I mentioned above that testing will take place in VirtualBox VMs. This is because I’m building most of these configs and testing them at home, and I don’t have spare servers or a VMWare stack laying around. I’ll be doing all of the work on an Asus ZenBook running an Intel Core i7-1165G7 CPU and 16GB of RAM with a 1TB SSD. Not a wimpy computer, but certainly not a powerhouse either. Because of my resource constraints on this laptop, I’ll limit myself to 4 concurrently active VMs, and may have to adjust the roles of different VMs for testing different aspects of the system. I only have one ISP at home, at that is AT&T Gigabit Fiber (which, despite a prior dislike for AT&T due to past issues, I’ve rather liked the quality of this service). I’ll be using copious amounts of NAT for IPv4. For IPv6, I’m having AT&T turn on prefix delegation (which is included with the service, but not active by default). AT&T delegates up-to a /60, but only half of that is usable (some people say you really get a /61, but if that were true then you’d have one fewer subnets than you really get).

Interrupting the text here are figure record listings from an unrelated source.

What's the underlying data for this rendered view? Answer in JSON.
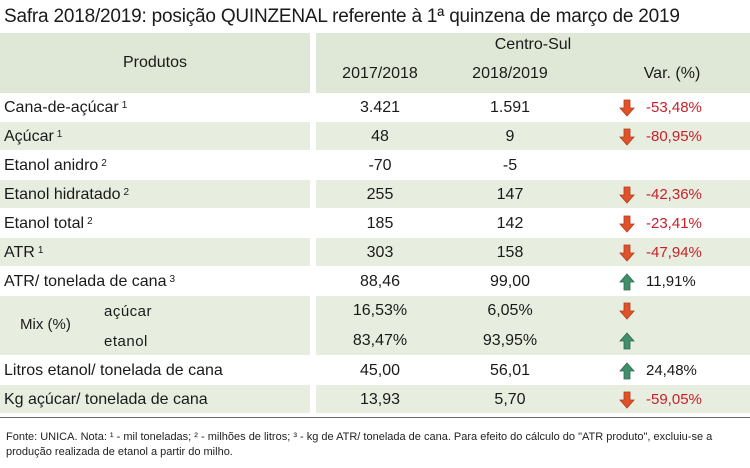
{
  "title": "Safra 2018/2019: posição QUINZENAL referente à 1ª quinzena de março de 2019",
  "header": {
    "produtos": "Produtos",
    "region": "Centro-Sul",
    "col_prev": "2017/2018",
    "col_curr": "2018/2019",
    "col_var": "Var. (%)"
  },
  "rows": [
    {
      "label": "Cana-de-açúcar",
      "note": "1",
      "prev": "3.421",
      "curr": "1.591",
      "var": "-53,48%",
      "trend": "down",
      "shade": false
    },
    {
      "label": "Açúcar",
      "note": "1",
      "prev": "48",
      "curr": "9",
      "var": "-80,95%",
      "trend": "down",
      "shade": true
    },
    {
      "label": "Etanol anidro",
      "note": "2",
      "prev": "-70",
      "curr": "-5",
      "var": "",
      "trend": "none",
      "shade": false
    },
    {
      "label": "Etanol hidratado",
      "note": "2",
      "prev": "255",
      "curr": "147",
      "var": "-42,36%",
      "trend": "down",
      "shade": true
    },
    {
      "label": "Etanol total",
      "note": "2",
      "prev": "185",
      "curr": "142",
      "var": "-23,41%",
      "trend": "down",
      "shade": false
    },
    {
      "label": "ATR",
      "note": "1",
      "prev": "303",
      "curr": "158",
      "var": "-47,94%",
      "trend": "down",
      "shade": true
    },
    {
      "label": "ATR/ tonelada de cana",
      "note": "3",
      "prev": "88,46",
      "curr": "99,00",
      "var": "11,91%",
      "trend": "up",
      "shade": false
    }
  ],
  "mix": {
    "label": "Mix (%)",
    "rows": [
      {
        "label": "açúcar",
        "prev": "16,53%",
        "curr": "6,05%",
        "var": "",
        "trend": "down"
      },
      {
        "label": "etanol",
        "prev": "83,47%",
        "curr": "93,95%",
        "var": "",
        "trend": "up"
      }
    ]
  },
  "tail_rows": [
    {
      "label": "Litros etanol/ tonelada de cana",
      "prev": "45,00",
      "curr": "56,01",
      "var": "24,48%",
      "trend": "up",
      "shade": false
    },
    {
      "label": "Kg açúcar/ tonelada de cana",
      "prev": "13,93",
      "curr": "5,70",
      "var": "-59,05%",
      "trend": "down",
      "shade": true
    }
  ],
  "footnote": "Fonte: UNICA. Nota: ¹ - mil toneladas; ² - milhões de litros; ³ - kg de ATR/ tonelada de cana. Para efeito do cálculo do \"ATR produto\", excluiu-se a produção realizada de etanol a partir do milho.",
  "colors": {
    "header_bg": "#dfe8d6",
    "shade_bg": "#e7eee0",
    "negative": "#c8202a",
    "arrow_down": "#e0532a",
    "arrow_up": "#3f8f6c"
  },
  "icons": {
    "down": "arrow-down-icon",
    "up": "arrow-up-icon"
  }
}
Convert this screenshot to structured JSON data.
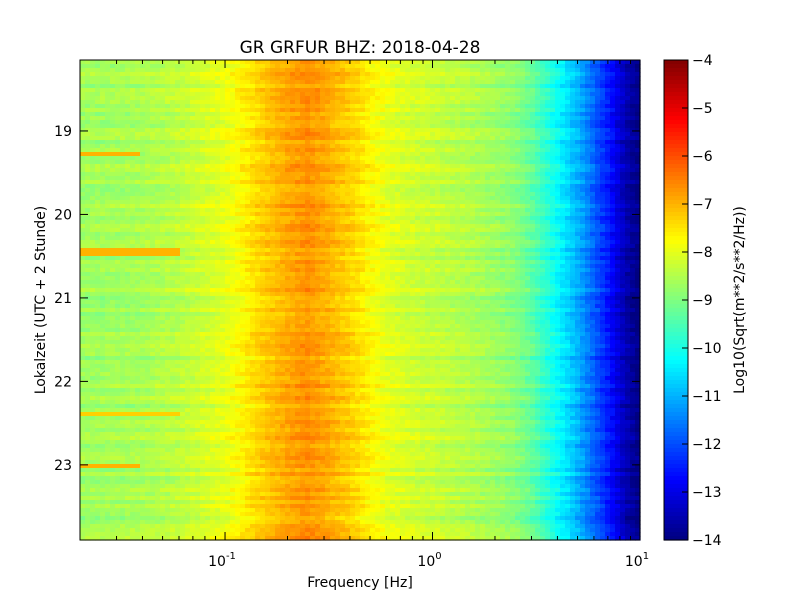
{
  "chart_data": {
    "type": "heatmap",
    "title": "GR GRFUR BHZ: 2018-04-28",
    "xlabel": "Frequency [Hz]",
    "ylabel": "Lokalzeit (UTC + 2 Stunde)",
    "x_scale": "log",
    "xlim": [
      0.02,
      10
    ],
    "x_ticks": [
      {
        "value": 0.1,
        "base": "10",
        "exp": "-1"
      },
      {
        "value": 1,
        "base": "10",
        "exp": "0"
      },
      {
        "value": 10,
        "base": "10",
        "exp": "1"
      }
    ],
    "ylim": [
      18.15,
      23.9
    ],
    "y_ticks": [
      {
        "value": 19,
        "label": "19"
      },
      {
        "value": 20,
        "label": "20"
      },
      {
        "value": 21,
        "label": "21"
      },
      {
        "value": 22,
        "label": "22"
      },
      {
        "value": 23,
        "label": "23"
      }
    ],
    "colorbar": {
      "label": "Log10(Sqrt(m**2/s**2/Hz))",
      "range": [
        -14,
        -4
      ],
      "colormap": "jet",
      "ticks": [
        {
          "value": -4,
          "label": "−4"
        },
        {
          "value": -5,
          "label": "−5"
        },
        {
          "value": -6,
          "label": "−6"
        },
        {
          "value": -7,
          "label": "−7"
        },
        {
          "value": -8,
          "label": "−8"
        },
        {
          "value": -9,
          "label": "−9"
        },
        {
          "value": -10,
          "label": "−10"
        },
        {
          "value": -11,
          "label": "−11"
        },
        {
          "value": -12,
          "label": "−12"
        },
        {
          "value": -13,
          "label": "−13"
        },
        {
          "value": -14,
          "label": "−14"
        }
      ]
    },
    "frequency_profile": [
      {
        "f": 0.02,
        "value": -8.7
      },
      {
        "f": 0.04,
        "value": -8.6
      },
      {
        "f": 0.06,
        "value": -8.4
      },
      {
        "f": 0.1,
        "value": -8.0
      },
      {
        "f": 0.12,
        "value": -7.7
      },
      {
        "f": 0.15,
        "value": -7.3
      },
      {
        "f": 0.2,
        "value": -6.9
      },
      {
        "f": 0.25,
        "value": -6.7
      },
      {
        "f": 0.3,
        "value": -6.9
      },
      {
        "f": 0.4,
        "value": -7.3
      },
      {
        "f": 0.5,
        "value": -7.7
      },
      {
        "f": 0.6,
        "value": -8.0
      },
      {
        "f": 0.8,
        "value": -8.2
      },
      {
        "f": 1.0,
        "value": -8.3
      },
      {
        "f": 1.5,
        "value": -8.5
      },
      {
        "f": 2.0,
        "value": -8.7
      },
      {
        "f": 2.5,
        "value": -8.9
      },
      {
        "f": 3.0,
        "value": -9.3
      },
      {
        "f": 4.0,
        "value": -10.2
      },
      {
        "f": 5.0,
        "value": -11.0
      },
      {
        "f": 6.0,
        "value": -11.8
      },
      {
        "f": 7.0,
        "value": -12.5
      },
      {
        "f": 8.0,
        "value": -13.2
      },
      {
        "f": 9.0,
        "value": -13.7
      },
      {
        "f": 10.0,
        "value": -14.0
      }
    ],
    "low_frequency_bands": [
      {
        "hour": 19.28,
        "f_max": 0.04,
        "value": -7.0
      },
      {
        "hour": 20.45,
        "f_max": 0.06,
        "value": -7.0
      },
      {
        "hour": 22.4,
        "f_max": 0.06,
        "value": -7.3
      },
      {
        "hour": 23.0,
        "f_max": 0.04,
        "value": -7.0
      }
    ]
  }
}
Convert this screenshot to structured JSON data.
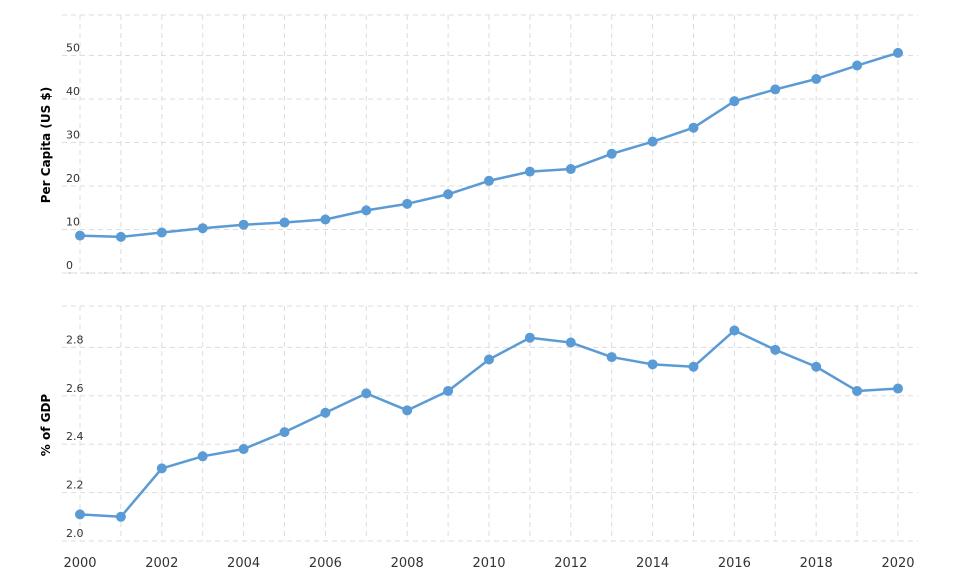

I won’t be attempting to use the USB drives for the final bare metal servers while I’m experimenting in VMs. There are some Windows security issues involved with that (like having to always run VirtualBox with elevated privileges to do it). Instead, I’ll mimic the USB drives with VDI images in VirtualBox. The VDI file will be fairly small, and the VDI can be made into an image that can be written verbatim to a USB drive when the testing phase ends. Rather than providing the actual VDI or disk image here (which would be much larger than actually necessary), I’ll provide step by step instructions for creating them.

ISOs and USB disk images will be written with balenaEtcher.

I edit my files in either Notepad++ or vim (depending on the circumstances). But, it is VERY IMPORTANT to note that the files we are working with in this project are VERY SENSITIVE to having *nix end-of-line characters. Notepad++ can be configured to use the right character codes, and can correct your files. The vim editor will use *nix EOL characters by default, and it can correct bad codes with some advanced features, but the sed command is the usual fix if you end up needing to fix a file from a shell prompt. If you are unfamiliar with whitespace characters, you need to be aware that you will NOT be able to see the difference between the files when viewing them in any normal editor. Even Notepad++ doesn’t show them by default. Neither does vim. If you follow this guide and get weird errors, especially those with “^M” in the error, this is probably what is causing your problems.

More to come as the project progresses.